Acute kidney injury (AKI) is a commonly encountered medical problem that is associated with poor health
outcomes in survivors, including increased mortality and re-admission to the hospital. Despite their high-risk
status, only a small fraction (<10%) of patients receive specialized nephrologist follow-up after AKI episode.
The low rate of follow-up care is due to lack of clear guidelines as well as reluctance on part of patients due
to several reasons such as hospital fatigue, long travel times and unwillingness to add more doctors to the
care team. To address the gap in care for AKI survivors, we propose an artificial intelligence (AI) enabled,
MUlti-modal SEnsor (MUSE) platform for at-home use that can monitor patient health automatically, perform
risk assessment for AKI recurrence, and alert the patient to seek specialized care. MUSE comprises of – 1)
a colorimetric dipstick for capturing concentration of bio-markers (creatinine, urea, pH and lactate) in urine;
2) a near-field communication (NFC) powered stretchable, battery-less, single-lead electrocardiogram (ECG)
skin patch that records ECG since cardiovascular complications is a strong predictor for AKI recurrence; 3)

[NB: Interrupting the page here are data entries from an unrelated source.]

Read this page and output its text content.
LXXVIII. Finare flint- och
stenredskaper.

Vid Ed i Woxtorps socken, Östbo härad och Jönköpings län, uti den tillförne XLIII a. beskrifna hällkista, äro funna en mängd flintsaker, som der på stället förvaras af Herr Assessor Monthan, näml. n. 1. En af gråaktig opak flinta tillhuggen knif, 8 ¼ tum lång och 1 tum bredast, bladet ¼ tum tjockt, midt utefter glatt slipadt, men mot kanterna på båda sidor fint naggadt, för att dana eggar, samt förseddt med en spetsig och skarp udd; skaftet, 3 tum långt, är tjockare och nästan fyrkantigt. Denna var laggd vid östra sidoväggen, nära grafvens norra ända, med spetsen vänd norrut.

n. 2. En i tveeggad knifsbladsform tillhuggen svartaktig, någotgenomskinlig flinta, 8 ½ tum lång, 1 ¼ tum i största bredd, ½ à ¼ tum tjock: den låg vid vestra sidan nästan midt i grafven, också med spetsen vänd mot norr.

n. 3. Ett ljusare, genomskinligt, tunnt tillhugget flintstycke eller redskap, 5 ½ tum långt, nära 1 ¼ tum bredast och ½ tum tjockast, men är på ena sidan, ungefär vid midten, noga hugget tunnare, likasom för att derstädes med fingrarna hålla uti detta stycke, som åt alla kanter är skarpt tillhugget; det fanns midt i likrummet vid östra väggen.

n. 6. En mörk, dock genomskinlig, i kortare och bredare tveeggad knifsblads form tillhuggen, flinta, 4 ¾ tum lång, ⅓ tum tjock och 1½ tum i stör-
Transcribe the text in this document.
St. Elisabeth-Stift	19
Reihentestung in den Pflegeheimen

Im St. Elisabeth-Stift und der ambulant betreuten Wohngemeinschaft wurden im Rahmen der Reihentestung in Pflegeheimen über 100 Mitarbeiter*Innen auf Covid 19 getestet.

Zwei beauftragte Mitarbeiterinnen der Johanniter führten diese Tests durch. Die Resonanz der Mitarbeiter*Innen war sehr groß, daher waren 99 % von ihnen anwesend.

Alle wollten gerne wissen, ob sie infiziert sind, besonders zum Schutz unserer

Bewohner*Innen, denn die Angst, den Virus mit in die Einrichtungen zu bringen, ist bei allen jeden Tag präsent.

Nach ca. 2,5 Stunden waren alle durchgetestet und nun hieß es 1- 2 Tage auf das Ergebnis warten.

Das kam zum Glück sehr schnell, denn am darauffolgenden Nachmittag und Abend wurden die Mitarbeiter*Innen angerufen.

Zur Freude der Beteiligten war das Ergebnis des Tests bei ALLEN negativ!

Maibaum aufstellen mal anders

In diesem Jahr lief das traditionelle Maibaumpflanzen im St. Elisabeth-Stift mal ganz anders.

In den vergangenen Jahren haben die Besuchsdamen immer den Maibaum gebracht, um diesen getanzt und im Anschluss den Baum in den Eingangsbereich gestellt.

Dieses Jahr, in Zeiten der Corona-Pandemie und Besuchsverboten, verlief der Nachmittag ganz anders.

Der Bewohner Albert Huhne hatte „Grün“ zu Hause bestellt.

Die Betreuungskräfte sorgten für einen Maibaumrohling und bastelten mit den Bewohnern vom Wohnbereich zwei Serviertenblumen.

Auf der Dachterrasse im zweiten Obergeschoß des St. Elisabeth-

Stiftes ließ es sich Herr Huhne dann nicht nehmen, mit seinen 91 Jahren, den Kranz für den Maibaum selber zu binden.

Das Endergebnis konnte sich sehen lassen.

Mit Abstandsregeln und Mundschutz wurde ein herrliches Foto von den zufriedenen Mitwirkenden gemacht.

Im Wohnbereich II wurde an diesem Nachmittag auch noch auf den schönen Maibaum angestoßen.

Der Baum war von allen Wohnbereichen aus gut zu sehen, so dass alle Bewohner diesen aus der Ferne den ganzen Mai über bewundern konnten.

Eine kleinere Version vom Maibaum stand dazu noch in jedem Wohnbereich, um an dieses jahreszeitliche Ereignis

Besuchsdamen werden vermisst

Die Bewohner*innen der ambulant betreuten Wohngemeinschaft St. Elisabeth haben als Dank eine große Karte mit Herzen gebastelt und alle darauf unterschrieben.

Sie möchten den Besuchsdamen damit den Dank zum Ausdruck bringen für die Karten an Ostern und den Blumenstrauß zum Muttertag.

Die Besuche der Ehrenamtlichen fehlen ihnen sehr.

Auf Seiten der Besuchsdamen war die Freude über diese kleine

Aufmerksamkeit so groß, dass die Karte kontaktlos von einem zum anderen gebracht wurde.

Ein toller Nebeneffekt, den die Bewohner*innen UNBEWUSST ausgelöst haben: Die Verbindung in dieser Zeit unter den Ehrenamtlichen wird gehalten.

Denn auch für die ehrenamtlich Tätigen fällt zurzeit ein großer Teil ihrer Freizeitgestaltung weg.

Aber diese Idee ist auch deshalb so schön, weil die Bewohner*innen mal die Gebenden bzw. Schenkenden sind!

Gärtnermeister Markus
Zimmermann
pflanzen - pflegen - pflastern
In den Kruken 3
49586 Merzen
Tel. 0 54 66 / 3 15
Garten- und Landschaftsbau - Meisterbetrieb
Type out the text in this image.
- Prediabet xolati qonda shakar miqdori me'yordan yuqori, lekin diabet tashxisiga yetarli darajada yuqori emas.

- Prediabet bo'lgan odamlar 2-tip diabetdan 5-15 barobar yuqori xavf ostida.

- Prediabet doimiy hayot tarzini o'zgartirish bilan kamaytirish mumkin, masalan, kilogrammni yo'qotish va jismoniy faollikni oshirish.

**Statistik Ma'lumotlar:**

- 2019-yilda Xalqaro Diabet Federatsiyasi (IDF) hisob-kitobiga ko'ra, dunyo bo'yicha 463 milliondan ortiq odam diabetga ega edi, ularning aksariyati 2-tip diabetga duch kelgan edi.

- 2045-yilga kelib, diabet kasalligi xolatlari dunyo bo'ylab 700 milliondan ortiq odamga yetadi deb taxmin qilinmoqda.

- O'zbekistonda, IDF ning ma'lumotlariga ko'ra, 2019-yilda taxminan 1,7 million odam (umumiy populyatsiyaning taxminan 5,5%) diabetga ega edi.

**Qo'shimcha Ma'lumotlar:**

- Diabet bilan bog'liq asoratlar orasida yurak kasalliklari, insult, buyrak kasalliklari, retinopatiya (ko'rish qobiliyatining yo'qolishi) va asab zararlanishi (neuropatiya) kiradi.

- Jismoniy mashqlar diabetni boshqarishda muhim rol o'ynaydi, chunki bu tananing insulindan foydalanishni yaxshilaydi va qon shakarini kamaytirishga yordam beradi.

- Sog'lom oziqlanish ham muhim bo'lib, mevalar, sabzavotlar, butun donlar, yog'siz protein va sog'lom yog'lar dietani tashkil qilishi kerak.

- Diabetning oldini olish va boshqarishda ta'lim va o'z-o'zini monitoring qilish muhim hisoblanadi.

an AI-enabled mobile application that acquires sensor data (from urine sample and ECG) and runs an on-device deep learning fusion AI model to combine sensor data and patient medical record (past co-morbidities
and demographics) for precision and personalized predictions. We will harness capabilities of smartphone
for several key tasks - a) capture images of the dipstick sensor with built-in camera; b) act as NFC reader
for ECG patch; c) run the computer vision and AI algorithms natively on-board without requiring network
connection, and encrypt patient data locally. The AI model will be trained and validated on a large
retrospective dataset collected from patients at Mayo Clinic Hospital, and the sensor system functionality will
be validated with an observational study on 20 adult participants (10 healthy and 10 AKI patients) at Mayo.
The proposed research has the potential to drive innovations in producing the next generation of intelligent
wearables that performs fusion of multi-modal sensor data and EMR for early detection of underlying health
issues with high accuracy. A successful realization of the proposal aims will pave the way for a future, large-scale clinical trial with our sensor platform.